Mr. John, the extremely intelligent man interested in buying out PT-F, feels that this is a very good and fair price (because it is calculated using DCF). He agreed to buy PT-F shares at Rp 15 billion, with money obtained from a commercial loan at an interest rate of 10% per annum.

But what happens? PT-F’s cashflow really did generate Rp 16.5 billion according to projection. Mr. John is happy, but only temporarily. The Rp 16.5 billion gets spent out for Rp 1.5 billion credit interest (Rp 15 billion x 10%) and credit principal at Rp 15 billion. On the other hand, the former owner of PT-F is very satisfied with the transaction, because he gets his Rp 5 billion in profits now. However, the former owner of PT-F is actually indifferent to whether he receives Rp 15 billion or Rp 16.5 billion a year from now.

This condition is as stated by FCX in its News Release. That is the essence of selling shares using the DCF method: the buyer receives no profit.

The next question is, “Isn’t buying PTFI shares the same as buying our own asset?” According to the DCF method, PTFI cashflow is calculated from the yield of its mining activity generated from the underground reserves within Indonesia soil until 2041. Therefore, it is not wrong if somebody should state that Inalum is paying for its own asset, in this case the mineral reserves within Indonesian soil. Furthermore, Inalum, as in the above example, will not get any profit whatsoever, because the share price is calculated using the DCF method.

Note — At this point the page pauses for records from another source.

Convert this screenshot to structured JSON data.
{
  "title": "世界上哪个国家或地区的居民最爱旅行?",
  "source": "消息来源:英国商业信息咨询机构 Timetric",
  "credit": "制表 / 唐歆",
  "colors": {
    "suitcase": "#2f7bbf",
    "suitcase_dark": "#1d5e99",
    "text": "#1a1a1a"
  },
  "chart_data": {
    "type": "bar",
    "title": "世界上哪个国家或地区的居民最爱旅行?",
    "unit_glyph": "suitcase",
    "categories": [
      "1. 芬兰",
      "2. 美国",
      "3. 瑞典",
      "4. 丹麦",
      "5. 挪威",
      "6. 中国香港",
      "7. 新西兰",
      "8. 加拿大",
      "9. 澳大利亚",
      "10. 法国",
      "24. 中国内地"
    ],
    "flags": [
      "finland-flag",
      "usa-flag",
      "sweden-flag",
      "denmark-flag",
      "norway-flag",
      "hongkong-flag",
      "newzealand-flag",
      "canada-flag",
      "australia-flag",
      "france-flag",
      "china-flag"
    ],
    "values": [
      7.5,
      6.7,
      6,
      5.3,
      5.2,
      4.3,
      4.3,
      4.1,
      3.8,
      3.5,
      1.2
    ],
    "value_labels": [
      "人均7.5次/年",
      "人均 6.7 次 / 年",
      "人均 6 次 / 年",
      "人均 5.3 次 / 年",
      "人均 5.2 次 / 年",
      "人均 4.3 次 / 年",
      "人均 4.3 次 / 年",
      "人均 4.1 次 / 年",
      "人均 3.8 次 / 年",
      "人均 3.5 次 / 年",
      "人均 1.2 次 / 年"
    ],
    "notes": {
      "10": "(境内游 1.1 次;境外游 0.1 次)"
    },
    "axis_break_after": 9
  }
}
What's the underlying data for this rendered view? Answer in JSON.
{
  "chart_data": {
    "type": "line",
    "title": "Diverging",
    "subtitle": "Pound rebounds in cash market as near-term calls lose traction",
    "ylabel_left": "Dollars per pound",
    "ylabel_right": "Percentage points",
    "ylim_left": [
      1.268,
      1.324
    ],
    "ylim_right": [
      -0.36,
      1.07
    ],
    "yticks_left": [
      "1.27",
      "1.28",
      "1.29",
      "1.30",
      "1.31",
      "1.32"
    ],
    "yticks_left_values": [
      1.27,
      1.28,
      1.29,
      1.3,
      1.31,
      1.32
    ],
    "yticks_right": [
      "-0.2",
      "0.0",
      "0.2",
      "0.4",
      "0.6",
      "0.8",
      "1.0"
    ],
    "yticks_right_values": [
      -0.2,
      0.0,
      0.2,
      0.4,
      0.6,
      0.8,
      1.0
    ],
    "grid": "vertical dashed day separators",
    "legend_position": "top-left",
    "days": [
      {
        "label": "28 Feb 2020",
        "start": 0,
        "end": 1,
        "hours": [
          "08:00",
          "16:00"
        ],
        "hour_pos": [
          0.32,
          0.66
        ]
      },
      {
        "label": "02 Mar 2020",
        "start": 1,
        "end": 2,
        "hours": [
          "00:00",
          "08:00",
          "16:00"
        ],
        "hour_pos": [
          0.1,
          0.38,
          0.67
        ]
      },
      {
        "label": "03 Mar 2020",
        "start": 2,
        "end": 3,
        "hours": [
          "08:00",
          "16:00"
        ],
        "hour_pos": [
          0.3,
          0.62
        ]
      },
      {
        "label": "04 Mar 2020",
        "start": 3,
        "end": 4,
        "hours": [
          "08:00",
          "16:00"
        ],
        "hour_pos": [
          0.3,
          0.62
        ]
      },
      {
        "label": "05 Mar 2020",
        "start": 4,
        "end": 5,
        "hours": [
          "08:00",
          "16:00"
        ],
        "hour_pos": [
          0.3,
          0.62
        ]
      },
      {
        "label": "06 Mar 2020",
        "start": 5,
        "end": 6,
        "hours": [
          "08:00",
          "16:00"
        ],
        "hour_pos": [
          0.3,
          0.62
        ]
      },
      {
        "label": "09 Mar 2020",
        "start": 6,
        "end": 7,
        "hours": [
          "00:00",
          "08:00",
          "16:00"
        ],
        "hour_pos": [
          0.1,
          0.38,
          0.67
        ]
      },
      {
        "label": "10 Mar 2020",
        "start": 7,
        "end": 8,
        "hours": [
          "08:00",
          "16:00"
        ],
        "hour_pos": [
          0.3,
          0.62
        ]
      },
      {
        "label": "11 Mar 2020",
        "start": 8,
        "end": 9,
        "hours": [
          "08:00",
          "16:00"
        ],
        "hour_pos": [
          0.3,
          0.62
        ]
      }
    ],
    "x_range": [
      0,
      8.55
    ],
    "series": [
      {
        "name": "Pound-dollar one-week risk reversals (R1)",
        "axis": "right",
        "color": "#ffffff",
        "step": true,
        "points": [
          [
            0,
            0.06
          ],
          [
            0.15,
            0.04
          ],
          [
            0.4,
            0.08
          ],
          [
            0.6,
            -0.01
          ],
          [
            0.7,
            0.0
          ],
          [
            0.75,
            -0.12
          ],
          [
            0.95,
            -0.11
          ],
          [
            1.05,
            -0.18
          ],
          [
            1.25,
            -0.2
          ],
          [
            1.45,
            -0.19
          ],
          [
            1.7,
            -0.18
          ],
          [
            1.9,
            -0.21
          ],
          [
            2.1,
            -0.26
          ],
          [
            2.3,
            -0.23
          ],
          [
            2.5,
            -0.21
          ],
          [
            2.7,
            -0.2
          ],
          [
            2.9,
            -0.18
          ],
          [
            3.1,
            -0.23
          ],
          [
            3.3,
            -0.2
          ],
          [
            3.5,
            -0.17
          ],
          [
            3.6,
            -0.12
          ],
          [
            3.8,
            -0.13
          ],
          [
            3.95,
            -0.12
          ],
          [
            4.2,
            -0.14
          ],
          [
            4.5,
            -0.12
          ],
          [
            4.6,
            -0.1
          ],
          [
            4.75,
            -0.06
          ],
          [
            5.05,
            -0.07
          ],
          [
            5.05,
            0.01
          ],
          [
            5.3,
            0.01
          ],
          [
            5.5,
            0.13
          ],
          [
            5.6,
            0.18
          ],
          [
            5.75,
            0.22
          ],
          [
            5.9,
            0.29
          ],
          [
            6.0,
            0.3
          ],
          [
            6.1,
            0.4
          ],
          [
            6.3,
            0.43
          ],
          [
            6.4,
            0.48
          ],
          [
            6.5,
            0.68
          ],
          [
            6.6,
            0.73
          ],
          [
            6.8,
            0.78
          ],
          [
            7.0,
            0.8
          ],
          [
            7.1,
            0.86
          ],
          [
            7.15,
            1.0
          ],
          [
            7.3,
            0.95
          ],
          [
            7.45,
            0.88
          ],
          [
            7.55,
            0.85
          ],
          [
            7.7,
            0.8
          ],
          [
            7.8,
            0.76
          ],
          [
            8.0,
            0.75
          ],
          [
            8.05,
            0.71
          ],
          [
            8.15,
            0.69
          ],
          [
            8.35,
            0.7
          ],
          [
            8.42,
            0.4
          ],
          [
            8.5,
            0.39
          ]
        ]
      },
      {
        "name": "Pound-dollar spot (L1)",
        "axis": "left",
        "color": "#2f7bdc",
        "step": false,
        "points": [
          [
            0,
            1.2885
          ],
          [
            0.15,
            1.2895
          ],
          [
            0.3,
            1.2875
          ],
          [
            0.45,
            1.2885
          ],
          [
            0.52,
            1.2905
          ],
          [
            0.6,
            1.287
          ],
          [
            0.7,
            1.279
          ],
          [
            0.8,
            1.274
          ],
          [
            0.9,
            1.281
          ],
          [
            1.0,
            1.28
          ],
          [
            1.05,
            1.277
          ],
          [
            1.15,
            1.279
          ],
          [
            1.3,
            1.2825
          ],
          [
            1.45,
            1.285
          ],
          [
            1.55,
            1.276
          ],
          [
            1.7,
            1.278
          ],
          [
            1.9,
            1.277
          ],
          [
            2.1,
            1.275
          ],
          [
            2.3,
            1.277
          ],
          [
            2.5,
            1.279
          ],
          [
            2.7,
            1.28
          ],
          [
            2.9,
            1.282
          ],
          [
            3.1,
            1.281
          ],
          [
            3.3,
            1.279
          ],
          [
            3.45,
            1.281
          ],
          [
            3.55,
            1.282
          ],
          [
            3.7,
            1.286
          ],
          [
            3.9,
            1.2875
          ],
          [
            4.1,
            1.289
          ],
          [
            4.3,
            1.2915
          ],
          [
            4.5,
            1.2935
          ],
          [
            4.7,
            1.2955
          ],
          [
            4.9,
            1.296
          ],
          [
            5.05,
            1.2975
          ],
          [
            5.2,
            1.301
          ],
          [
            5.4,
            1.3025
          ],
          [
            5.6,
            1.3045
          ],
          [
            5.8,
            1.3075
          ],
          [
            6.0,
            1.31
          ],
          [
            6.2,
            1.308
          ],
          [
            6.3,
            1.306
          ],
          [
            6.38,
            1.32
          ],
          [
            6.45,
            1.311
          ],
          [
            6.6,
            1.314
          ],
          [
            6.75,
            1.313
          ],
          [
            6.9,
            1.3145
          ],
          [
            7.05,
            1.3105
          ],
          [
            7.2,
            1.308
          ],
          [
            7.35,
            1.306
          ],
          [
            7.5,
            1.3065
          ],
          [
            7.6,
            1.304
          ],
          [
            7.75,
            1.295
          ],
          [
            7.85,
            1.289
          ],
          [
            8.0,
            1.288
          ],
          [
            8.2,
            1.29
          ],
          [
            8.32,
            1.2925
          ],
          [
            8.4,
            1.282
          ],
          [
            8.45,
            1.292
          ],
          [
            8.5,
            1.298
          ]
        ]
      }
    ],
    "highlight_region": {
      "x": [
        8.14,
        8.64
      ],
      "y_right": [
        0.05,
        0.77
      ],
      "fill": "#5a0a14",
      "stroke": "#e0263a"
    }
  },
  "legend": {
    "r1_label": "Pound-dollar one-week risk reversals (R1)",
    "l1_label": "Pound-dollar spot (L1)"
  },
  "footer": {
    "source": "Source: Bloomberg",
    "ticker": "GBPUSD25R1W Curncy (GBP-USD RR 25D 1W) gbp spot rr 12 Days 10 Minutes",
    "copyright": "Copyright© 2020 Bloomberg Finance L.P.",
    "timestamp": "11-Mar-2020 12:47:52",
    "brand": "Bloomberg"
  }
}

The, is there another way so that Inalum/the Indonesian government does not lose out in this acquisition? How much of the divested shares should be acquired?

Indonesia should raise its share ownership at PTFI by the end of 2021, with an acquisition price calculated according to the net book value of the Company’s assets. This is the way to buy shares so that we do not buy our own assets with our money.